Stacia voyage dans un bus traversant une zone montagneuse ; le bus tombe en panne et la jeune fille décide de continuer à pied vers le motel le plus proche. Peu après, un camionneur ambigu arrive à l'endroit où le bus est arrêté et propose de prendre en stop certains autres passagers du bus vers le motel ; à l'endroit de la panne ne restent que le chauffeur et un couple. Bientôt arrive un jeune auto-stoppeur qui tue à la fois le chauffeur et le couple de jeunes, puis se dirige lui aussi vers le motel voisin. Stacia, le camionneur et l'auto-stoppeur croiseront leurs chemins en mettant en scène un jeu mortel.
"Masters of Horror" est un projet singulier né de l'esprit de Mick Garris, un réalisateur connu dans le domaine de l'horreur principalement pour les adaptations des romans de Stephen King. Garris a pensé à réunir les réalisateurs les plus représentatifs du cinéma d'horreur dans un projet destiné à la télévision par câble Showtime et à la vidéo domestique, le résultat est "Masters of Horror", une série de 13 courts métrages de 60 minutes chacun, chacun réalisé par un grand nom du cinéma de genre ; chaque épisode a un budget de 1,8 millions de dollars, le lieu fixé dans la ville canadienne de Vancouver et une liberté créative totale a été accordée à chaque réalisateur. Les noms impliqués dans le projet sont : Don Coscarelli, Tobe Hooper, Dario Argento, Lucky McKee, Stuart Gordon, Joe Dante, John McNaughton, Larry Cohen, Takashi Miike, John Carpenter, William Malone, John Landis et Mick Garris lui-même.

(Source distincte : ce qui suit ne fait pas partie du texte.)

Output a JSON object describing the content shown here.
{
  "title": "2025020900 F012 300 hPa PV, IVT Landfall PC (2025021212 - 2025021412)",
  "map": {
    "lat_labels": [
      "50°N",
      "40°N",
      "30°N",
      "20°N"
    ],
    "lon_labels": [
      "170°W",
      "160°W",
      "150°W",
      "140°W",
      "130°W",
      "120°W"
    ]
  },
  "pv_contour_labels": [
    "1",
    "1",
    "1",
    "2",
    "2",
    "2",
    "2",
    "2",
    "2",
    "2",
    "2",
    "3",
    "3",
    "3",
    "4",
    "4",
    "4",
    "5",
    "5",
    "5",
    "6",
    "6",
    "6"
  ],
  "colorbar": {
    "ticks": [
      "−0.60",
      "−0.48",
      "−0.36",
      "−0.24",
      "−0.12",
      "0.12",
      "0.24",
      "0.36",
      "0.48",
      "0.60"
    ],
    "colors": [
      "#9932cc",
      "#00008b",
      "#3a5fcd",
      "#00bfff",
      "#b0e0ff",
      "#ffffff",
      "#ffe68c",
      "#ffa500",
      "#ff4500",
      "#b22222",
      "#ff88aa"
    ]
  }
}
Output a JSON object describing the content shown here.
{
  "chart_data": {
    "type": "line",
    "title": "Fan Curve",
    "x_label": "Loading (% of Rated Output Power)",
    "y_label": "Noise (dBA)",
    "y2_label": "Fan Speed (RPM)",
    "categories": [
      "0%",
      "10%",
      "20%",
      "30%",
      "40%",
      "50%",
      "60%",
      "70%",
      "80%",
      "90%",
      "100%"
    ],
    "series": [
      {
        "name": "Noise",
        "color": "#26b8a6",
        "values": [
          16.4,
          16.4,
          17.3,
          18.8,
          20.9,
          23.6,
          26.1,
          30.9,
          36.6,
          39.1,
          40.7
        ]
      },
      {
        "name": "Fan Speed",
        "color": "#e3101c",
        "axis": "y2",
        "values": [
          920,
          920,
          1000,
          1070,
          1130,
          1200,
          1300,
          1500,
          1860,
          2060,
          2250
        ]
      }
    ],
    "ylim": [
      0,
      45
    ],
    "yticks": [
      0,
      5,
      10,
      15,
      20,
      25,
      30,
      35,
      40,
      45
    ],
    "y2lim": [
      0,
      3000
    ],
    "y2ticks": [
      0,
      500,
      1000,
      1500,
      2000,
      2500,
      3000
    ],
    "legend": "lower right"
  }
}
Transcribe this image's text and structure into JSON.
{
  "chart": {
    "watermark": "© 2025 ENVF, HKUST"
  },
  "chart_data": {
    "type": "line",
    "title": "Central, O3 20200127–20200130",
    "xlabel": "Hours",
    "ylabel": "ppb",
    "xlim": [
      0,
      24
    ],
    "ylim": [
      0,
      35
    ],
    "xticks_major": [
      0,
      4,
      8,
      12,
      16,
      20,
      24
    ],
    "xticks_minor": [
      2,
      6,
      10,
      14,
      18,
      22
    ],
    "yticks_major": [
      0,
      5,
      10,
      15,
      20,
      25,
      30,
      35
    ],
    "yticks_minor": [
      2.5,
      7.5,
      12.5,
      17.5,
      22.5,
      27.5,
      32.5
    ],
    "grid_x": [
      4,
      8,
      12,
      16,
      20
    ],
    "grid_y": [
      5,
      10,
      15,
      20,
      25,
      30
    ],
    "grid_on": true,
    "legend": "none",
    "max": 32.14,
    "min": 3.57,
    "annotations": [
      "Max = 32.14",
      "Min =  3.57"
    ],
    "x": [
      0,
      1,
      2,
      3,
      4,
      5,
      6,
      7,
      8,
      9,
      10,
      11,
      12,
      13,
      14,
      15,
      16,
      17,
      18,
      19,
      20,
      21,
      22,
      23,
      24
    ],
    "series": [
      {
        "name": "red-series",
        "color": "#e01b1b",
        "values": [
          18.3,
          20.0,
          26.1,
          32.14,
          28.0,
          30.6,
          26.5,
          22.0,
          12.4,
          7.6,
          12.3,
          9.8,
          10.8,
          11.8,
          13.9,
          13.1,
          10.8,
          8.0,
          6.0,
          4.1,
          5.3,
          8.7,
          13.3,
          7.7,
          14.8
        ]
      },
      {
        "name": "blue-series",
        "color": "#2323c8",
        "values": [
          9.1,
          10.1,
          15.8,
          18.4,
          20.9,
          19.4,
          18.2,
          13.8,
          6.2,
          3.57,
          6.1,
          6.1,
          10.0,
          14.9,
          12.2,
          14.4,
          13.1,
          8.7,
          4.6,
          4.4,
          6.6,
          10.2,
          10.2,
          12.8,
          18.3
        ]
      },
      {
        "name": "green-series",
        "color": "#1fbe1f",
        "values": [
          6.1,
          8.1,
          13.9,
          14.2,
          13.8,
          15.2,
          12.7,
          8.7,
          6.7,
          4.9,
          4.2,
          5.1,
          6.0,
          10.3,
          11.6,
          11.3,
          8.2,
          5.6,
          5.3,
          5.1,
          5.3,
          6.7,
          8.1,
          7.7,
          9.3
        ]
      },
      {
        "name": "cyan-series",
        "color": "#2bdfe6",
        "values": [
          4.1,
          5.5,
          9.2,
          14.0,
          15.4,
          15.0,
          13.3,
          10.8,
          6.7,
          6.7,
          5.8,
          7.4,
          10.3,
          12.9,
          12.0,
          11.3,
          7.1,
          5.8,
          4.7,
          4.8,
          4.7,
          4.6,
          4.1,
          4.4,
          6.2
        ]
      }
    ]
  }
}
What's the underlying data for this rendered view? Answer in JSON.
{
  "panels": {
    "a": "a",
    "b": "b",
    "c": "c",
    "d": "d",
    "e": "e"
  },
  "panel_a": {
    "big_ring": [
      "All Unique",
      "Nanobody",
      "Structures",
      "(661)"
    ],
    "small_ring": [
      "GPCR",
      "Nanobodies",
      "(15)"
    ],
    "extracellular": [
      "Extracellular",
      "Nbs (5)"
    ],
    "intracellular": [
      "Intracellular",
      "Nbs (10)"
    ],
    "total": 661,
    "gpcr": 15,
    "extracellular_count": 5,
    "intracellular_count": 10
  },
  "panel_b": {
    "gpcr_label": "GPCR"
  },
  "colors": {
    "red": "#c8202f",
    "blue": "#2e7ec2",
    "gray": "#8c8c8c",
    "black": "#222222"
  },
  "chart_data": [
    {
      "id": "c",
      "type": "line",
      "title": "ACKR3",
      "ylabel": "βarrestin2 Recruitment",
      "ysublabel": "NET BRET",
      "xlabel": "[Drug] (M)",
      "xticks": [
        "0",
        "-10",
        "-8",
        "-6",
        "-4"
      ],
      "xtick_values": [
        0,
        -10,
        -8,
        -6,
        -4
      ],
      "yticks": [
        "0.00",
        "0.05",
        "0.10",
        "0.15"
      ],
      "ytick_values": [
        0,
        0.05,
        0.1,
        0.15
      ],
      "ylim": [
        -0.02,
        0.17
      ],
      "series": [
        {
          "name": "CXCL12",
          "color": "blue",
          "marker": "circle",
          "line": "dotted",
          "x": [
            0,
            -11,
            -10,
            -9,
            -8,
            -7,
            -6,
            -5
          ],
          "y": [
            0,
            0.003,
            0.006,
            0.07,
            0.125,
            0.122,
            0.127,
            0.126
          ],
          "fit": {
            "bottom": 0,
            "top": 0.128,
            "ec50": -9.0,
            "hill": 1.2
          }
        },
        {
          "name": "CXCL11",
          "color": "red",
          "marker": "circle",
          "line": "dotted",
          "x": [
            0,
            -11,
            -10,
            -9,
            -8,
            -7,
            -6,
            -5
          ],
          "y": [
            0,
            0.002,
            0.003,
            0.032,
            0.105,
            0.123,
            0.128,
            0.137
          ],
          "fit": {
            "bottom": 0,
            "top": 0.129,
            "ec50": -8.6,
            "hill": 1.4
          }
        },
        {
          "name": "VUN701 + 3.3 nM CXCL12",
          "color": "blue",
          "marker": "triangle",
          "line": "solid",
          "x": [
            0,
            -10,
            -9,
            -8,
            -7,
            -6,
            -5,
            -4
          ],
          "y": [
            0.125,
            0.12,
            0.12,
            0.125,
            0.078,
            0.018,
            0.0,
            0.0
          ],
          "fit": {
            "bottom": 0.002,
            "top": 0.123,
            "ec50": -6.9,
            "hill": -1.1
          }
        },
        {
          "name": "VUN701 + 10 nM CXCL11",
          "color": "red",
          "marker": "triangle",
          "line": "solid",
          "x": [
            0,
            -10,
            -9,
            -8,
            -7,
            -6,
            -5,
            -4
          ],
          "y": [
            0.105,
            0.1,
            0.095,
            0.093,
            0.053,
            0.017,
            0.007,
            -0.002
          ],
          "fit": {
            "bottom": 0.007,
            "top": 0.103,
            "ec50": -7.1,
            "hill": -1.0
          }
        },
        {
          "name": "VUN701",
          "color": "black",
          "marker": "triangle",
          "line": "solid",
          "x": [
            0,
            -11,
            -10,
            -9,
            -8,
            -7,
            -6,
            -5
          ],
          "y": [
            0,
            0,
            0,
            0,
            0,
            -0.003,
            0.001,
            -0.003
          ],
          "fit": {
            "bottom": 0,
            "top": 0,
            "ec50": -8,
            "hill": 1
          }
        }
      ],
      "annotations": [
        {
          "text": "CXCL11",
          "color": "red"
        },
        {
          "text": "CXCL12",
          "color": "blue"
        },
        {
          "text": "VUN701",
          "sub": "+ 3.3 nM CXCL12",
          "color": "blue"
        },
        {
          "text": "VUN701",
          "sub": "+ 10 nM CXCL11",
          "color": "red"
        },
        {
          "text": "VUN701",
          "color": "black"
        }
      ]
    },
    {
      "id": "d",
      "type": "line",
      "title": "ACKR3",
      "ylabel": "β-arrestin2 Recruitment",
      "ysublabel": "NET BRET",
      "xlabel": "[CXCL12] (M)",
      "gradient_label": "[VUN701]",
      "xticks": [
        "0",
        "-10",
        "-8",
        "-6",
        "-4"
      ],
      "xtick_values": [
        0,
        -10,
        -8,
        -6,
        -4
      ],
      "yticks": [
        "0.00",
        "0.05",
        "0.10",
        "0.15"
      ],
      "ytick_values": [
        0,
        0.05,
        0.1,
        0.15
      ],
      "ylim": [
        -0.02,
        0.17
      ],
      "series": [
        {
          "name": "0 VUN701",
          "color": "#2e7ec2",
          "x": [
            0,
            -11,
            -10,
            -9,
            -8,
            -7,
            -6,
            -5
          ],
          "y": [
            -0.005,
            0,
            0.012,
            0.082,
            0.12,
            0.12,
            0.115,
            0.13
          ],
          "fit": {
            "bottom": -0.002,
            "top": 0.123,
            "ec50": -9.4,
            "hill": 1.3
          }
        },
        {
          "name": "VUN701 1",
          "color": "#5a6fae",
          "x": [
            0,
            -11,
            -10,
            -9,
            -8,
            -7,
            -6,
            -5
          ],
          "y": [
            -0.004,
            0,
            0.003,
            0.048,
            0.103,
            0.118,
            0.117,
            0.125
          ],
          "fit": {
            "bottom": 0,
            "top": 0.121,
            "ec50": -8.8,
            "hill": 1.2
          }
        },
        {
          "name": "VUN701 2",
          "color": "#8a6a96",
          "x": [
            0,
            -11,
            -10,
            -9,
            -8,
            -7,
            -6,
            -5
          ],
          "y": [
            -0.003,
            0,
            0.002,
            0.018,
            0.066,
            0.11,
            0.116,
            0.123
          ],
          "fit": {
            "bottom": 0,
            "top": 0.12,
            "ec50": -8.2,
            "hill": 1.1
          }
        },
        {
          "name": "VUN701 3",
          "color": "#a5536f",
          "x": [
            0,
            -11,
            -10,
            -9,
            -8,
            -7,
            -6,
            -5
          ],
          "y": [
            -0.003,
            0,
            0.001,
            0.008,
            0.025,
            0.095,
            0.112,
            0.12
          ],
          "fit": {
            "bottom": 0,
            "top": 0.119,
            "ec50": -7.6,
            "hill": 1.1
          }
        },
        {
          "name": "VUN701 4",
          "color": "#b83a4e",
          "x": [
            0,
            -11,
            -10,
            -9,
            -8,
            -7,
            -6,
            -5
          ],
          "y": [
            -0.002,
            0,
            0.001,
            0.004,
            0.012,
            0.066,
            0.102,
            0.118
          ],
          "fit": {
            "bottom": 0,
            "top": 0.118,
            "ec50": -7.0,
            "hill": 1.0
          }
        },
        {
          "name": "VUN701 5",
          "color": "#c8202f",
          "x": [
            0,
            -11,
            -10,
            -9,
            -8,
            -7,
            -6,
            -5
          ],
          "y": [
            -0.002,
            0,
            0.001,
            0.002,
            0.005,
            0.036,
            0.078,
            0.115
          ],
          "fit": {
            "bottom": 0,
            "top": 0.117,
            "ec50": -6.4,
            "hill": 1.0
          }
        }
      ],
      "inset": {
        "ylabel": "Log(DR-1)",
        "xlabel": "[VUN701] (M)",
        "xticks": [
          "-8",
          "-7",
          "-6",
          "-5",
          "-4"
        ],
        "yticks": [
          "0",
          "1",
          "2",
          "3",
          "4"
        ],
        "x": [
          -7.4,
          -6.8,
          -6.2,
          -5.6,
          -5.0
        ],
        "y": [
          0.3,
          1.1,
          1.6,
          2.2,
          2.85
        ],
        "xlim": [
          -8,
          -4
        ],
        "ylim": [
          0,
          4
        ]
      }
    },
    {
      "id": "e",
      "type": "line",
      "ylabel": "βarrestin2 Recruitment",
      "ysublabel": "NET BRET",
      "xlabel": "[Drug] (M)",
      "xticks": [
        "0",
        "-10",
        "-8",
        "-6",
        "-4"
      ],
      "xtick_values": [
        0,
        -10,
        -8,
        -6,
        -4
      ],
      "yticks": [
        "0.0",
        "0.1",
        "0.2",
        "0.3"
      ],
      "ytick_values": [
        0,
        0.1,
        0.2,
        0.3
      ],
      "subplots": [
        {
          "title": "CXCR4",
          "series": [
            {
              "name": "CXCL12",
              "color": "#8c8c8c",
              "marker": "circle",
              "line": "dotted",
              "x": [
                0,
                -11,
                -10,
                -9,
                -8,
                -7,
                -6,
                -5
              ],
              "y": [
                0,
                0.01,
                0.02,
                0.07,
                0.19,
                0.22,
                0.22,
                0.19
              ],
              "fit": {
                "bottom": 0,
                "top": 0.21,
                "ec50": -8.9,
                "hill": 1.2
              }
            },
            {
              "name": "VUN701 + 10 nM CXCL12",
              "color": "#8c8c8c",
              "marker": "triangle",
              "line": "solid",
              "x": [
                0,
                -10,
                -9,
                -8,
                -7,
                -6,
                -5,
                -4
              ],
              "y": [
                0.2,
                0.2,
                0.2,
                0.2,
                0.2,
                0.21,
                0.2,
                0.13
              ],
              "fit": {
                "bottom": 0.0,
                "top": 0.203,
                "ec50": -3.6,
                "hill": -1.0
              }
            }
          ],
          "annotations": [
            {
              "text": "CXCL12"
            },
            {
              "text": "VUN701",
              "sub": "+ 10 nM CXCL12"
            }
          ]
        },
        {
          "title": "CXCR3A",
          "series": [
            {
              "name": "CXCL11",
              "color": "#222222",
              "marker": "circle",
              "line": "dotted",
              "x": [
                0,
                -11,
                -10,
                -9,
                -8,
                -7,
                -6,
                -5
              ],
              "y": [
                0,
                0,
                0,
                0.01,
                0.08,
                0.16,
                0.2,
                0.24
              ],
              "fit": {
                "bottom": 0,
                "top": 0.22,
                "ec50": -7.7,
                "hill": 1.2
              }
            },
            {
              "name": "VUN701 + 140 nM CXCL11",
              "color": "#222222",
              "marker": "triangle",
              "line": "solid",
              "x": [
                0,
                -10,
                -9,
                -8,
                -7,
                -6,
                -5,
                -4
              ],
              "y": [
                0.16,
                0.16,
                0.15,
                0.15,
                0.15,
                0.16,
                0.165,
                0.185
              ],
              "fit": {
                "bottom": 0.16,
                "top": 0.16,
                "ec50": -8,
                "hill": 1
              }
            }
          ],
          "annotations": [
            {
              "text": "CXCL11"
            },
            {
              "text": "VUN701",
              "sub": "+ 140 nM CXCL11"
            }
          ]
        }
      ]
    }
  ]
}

"Strada per la morte" (en original "Pick me up") est l'épisode de "Masters of horror" réalisé par Larry Cohen, vieille gloire du cinéma d'horreur de série B, désormais éloigné depuis des années de la caméra. Cohen nous avait habitués à des films honnêtes, et souvent savoureux, allant de l'original et socialement engagé "Baby killer" au frivole mais acceptable "I vampiri di Salem", mais avec ce retour, il a probablement donné naissance à l'un des pires épisodes de la série réussie "Masters of horror". "Strada per la morte" s'inspire d'une nouvelle courte de l'écrivain splatterpunk David J. Schow, mais le matériel de départ fragile ne parvient absolument pas à maintenir l'attention du spectateur pendant les 60 minutes de sa durée, donnant ainsi naissance à une suite d'affrontements répétitifs entre les tueurs et leurs victimes. L'idée de base, qui voit le duel à coups de victimes entre deux impitoyables tueurs en série, diamétralement (et symboliquement) opposés quant à leur manière de se déplacer, est certainement originale et aurait pu offrir des pistes pour donner naissance à un produit d'un intérêt certain, malheureusement cette idée ne sert que de toile de fond à une mise en scène ennuyeuse qui tend à souligner davantage les éléments grotesques, sans jamais s'aventurer vers le cœur de l'action. La fin, si nous voulons cryptique, aide encore moins à digérer cette soupe mal assortie.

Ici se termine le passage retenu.